Model size = file for fp8, so if this was released at fp16 then 40-ish, if it's quantized to fp4 then 10ish

zippothrowaway · 2025-08-04T19:27:32 1754335652

You're probably going to have to wait a couple of days for 4 bit quantized versions to pop up. It's 20B parameters.

pollinations · 2025-08-04T21:33:22 1754343202

   # Configure NF4 quantization
   quant_config = PipelineQuantizationConfig(
       quant_backend="bitsandbytes_4bit",
       quant_kwargs={"load_in_4bit": True, "bnb_4bit_quant_type": "nf4", "bnb_4bit_compute_dtype": torch.bfloat16},
       components_to_quantize=["transformer", "text_encoder"],
   )

   # Load the pipeline with NF4 quantization
   pipe = DiffusionPipeline.from_pretrained(
       model_name,
       quantization_config=quant_config,
       torch_dtype=torch.bfloat16,
       use_safetensors=True,
       low_cpu_mem_usage=True
   ).to(device)

seems to use 17gb of vram like this

update: doesn't work well. this approach seems to be recommended: https://github.com/QwenLM/Qwen-Image/pull/6/files

ethan_smith · 2025-08-04T23:26:18 1754349978

Qwen-Image requires at least 24GB VRAM for the full model, but you can run the 4-bit quantized version with ~8GB VRAM using libraries like AutoGPTQ.
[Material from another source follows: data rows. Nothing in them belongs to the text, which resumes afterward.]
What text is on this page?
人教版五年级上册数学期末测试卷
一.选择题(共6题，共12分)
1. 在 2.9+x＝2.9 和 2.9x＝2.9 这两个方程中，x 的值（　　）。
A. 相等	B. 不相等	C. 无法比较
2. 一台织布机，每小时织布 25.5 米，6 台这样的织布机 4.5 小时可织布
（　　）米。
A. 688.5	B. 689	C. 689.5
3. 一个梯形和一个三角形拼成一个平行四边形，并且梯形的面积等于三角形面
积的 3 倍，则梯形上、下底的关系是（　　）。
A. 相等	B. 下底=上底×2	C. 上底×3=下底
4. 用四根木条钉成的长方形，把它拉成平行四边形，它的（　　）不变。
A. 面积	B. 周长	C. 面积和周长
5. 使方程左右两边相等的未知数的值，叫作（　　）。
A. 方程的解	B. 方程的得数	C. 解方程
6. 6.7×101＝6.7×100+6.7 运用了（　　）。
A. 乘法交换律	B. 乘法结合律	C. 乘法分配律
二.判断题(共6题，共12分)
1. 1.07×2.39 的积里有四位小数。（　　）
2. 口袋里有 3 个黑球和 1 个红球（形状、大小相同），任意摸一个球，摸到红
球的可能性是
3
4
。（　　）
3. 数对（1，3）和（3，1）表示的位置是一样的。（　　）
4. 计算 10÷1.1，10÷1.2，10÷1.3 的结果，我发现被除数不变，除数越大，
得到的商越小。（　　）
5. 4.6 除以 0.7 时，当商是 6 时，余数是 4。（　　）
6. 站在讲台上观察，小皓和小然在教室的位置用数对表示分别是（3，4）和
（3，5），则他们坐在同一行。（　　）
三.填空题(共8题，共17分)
liuliu · 2025-08-04T21:07:44 1754341664

16GiB RAM with 8-bit quantization.

This is a slightly scaled up SD3 Large model (38 layers -> 60 layers).

philipkiely · 2025-08-04T22:52:04 1754347924

For prod inference, 1xH100 is working well.

cjtrowbridge · 2025-08-05T01:58:14 1754359094

two p40 cards together will run this for under $300

TacticalCoder · 2025-08-04T20:12:07 1754338327

> I think the fact that, as far as I understand, it takes 40GB of VRAM to run, is probably dampening some of the enthusiasm.

For PCs I take it one that has two PCIe 4.0 x16 or more recent slots? As in: quite some consumers motherboards. You then put two GPU with 24 GB of VRAM each.

A friend runs this (don't know if the tried this Qwen-Image yet): it's not an "out of this world" machine.

ticulatedspline · 2025-08-05T00:44:12 1754354652

maybe not "out of this world" but still not cheap. probably $4,000 with 3090s. pretty big chunk of change for some ai pictures.

AuryGlenz · 2025-08-05T06:56:29 1754376989

You can’t split diffusion models like that.